Un titre austère et banal ; une structure méthodique, en quatre parties bien délimitées... Les apparences sont pourtant trompeuses : Olivier Josso signe, avec Au travail, son deuxième livre après Douce confusion (Ego comme X, 2002), un ouvrage d'une extrême finesse, bien plus original qu'il n'y paraît à première vue.
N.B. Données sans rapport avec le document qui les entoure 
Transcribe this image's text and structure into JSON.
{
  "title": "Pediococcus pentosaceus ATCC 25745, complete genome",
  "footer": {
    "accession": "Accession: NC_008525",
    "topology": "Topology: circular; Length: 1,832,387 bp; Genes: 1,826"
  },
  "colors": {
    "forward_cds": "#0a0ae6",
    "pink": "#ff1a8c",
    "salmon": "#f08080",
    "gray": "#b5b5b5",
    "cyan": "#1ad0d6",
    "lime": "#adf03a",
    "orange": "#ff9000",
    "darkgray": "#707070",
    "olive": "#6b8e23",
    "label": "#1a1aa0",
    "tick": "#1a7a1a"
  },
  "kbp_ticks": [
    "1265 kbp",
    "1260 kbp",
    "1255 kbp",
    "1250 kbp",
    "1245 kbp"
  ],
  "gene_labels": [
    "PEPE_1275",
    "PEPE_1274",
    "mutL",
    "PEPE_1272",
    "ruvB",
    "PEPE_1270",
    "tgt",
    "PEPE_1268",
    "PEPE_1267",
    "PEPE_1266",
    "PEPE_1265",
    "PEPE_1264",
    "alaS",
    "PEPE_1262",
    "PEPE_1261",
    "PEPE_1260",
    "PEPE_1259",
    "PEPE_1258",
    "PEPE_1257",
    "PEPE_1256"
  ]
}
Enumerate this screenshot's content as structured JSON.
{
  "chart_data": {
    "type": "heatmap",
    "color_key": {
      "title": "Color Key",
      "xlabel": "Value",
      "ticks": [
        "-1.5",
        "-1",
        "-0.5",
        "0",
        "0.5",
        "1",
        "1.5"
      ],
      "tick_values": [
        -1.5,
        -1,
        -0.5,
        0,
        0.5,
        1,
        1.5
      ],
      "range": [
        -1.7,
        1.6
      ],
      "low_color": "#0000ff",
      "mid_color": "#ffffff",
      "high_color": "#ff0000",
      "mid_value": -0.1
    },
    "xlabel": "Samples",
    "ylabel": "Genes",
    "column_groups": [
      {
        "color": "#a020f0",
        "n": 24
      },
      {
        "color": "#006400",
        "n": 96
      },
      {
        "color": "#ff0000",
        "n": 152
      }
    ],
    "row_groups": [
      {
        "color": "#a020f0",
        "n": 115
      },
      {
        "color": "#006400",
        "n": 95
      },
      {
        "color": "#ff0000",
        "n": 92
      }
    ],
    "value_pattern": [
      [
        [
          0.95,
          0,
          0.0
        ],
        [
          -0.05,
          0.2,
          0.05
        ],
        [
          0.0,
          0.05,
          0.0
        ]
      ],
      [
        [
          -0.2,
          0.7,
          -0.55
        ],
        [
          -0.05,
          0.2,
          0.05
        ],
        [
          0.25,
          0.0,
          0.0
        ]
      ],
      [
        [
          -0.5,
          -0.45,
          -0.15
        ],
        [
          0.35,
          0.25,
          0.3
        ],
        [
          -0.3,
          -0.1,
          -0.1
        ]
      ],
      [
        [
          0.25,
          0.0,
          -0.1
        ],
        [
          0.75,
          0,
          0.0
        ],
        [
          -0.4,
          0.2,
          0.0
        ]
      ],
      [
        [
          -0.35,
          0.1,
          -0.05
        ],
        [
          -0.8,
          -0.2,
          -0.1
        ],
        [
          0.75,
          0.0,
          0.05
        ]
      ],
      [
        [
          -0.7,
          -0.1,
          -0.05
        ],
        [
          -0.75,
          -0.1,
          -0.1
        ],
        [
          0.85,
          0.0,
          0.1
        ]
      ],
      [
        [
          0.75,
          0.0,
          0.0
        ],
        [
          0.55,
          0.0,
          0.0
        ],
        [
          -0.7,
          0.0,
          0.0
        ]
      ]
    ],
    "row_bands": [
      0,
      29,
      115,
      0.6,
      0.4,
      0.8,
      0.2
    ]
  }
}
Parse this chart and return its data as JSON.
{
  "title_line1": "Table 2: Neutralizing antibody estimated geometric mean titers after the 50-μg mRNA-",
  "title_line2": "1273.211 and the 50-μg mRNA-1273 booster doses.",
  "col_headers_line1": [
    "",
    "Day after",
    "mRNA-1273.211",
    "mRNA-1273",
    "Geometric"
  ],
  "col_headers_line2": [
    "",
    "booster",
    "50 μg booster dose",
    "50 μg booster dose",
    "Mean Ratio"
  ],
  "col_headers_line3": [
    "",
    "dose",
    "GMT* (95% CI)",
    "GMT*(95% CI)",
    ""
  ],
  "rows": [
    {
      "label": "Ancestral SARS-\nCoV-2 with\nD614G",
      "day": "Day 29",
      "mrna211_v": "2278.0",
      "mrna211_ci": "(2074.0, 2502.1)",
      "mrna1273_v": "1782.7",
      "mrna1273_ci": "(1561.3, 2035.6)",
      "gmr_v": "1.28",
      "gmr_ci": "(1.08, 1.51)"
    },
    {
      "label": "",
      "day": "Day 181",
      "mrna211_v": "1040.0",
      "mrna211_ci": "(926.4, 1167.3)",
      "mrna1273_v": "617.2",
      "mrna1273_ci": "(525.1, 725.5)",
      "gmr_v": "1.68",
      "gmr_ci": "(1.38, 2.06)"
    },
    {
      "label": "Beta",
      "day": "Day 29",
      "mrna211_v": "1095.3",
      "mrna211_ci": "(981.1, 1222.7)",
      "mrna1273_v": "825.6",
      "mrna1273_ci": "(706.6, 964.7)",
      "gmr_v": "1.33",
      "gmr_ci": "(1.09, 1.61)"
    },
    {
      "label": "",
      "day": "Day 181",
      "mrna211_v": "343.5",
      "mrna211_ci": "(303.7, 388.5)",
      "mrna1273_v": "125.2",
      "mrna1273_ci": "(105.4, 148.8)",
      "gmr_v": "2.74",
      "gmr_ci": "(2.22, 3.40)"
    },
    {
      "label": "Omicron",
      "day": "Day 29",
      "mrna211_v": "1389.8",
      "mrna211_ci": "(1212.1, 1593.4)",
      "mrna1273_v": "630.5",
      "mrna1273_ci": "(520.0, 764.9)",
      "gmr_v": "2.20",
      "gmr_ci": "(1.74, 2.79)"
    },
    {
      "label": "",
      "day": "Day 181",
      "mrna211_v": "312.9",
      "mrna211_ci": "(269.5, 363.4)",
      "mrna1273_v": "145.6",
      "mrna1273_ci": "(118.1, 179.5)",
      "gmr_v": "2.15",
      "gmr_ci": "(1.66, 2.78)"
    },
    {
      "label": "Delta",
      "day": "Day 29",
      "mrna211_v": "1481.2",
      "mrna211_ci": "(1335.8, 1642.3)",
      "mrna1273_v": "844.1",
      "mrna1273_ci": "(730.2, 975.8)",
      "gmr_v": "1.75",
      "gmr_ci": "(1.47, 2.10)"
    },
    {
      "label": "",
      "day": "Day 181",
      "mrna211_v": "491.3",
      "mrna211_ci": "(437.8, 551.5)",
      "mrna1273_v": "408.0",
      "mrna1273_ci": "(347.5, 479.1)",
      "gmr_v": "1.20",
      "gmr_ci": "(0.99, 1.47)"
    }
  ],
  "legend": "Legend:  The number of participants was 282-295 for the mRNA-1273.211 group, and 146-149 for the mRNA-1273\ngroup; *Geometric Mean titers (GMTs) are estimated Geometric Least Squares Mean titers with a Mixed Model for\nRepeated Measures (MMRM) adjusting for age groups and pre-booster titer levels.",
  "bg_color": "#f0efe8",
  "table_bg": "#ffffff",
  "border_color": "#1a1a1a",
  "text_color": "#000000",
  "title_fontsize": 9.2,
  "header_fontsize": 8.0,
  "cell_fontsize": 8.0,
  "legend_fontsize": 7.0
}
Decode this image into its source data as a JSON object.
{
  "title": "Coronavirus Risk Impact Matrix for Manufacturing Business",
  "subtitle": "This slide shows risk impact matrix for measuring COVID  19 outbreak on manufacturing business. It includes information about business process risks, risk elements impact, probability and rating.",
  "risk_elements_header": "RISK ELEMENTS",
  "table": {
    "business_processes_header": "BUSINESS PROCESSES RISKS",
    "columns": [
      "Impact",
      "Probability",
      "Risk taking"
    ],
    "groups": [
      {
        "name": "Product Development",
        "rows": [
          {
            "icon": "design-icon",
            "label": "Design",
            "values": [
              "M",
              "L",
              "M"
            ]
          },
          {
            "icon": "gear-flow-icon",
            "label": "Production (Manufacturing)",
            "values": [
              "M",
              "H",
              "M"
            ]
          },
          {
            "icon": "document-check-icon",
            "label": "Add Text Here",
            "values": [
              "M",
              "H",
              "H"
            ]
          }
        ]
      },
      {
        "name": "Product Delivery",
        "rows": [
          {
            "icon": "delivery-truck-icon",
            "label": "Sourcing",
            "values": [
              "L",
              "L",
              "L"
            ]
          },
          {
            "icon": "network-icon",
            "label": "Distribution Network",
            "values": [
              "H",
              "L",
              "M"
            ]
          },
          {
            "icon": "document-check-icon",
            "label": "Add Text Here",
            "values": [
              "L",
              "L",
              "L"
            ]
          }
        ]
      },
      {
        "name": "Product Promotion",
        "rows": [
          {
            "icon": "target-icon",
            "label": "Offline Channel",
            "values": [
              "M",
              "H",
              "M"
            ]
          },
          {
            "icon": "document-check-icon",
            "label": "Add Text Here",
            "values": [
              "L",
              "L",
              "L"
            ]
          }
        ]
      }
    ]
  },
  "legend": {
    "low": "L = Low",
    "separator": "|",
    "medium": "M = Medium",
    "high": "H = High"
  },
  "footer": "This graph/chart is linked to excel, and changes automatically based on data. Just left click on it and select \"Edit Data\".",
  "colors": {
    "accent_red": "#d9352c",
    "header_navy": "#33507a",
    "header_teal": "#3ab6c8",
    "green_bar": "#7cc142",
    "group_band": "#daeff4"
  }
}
La relation qu'il entretient à la bande dessinée et au dessin lui sert de fil conducteur. Plongeant dans ses souvenirs, l'auteur né il y a tout juste 44 ans se remémore la découverte des classiques Astérix, Lucky Luke et Tintin, abandonnés par les générations précédentes chez son arrière-grand-mère. Dessinant avec une belle liberté sur les feuillets orange qui protégeaient les radios des patients dans le cabinet de radiologie où travaillait sa tante Nanou, il montre comment certaines images ont façonné son imaginaire aussi bien que son rapport au réel. Il retrace ses premiers pas de dessinateur, quand il n'est encore qu'un enfant, comme autant d'interpellations subliminales d'une mémoire confisquée.
Car, parallèlement se dévoile le trauma enfoui de la disparition du père, décédé prématurément à 25 ans alors qu'Olivier Josso n'en a pas 3. Derrière le travail d'introspection se déploie une quête de l'absent. Elle est longtemps restée inavouée, à l'état latent, alors que la mère de l'auteur tente de se reconstruire et que sa grand-mère dissuade toute question en se murant dans le chagrin. Mais elle lui apparaît clairement quand il cherche à expliquer le choc produit par la lecture de son premier album de Spirou et Fantasio, La mauvaise tête, trouvé lors d'une expédition anxiogène dans la cave familiale.
Décortiquant brillamment cette histoire de masques et d'usurpation d'identité dont est victime Fantasio, Olivier Josso propose une exploration textuelle, graphique et psychique qui dépasse le cadre de l'autoanalyse. Il fait de son livre, où se mêlent les souvenirs personnels et des impressions de lecture qui sont aussi celles de plusieurs générations, un double hommage émouvant à son père et à la bande dessinée dont il magnifie la puissance de révélation.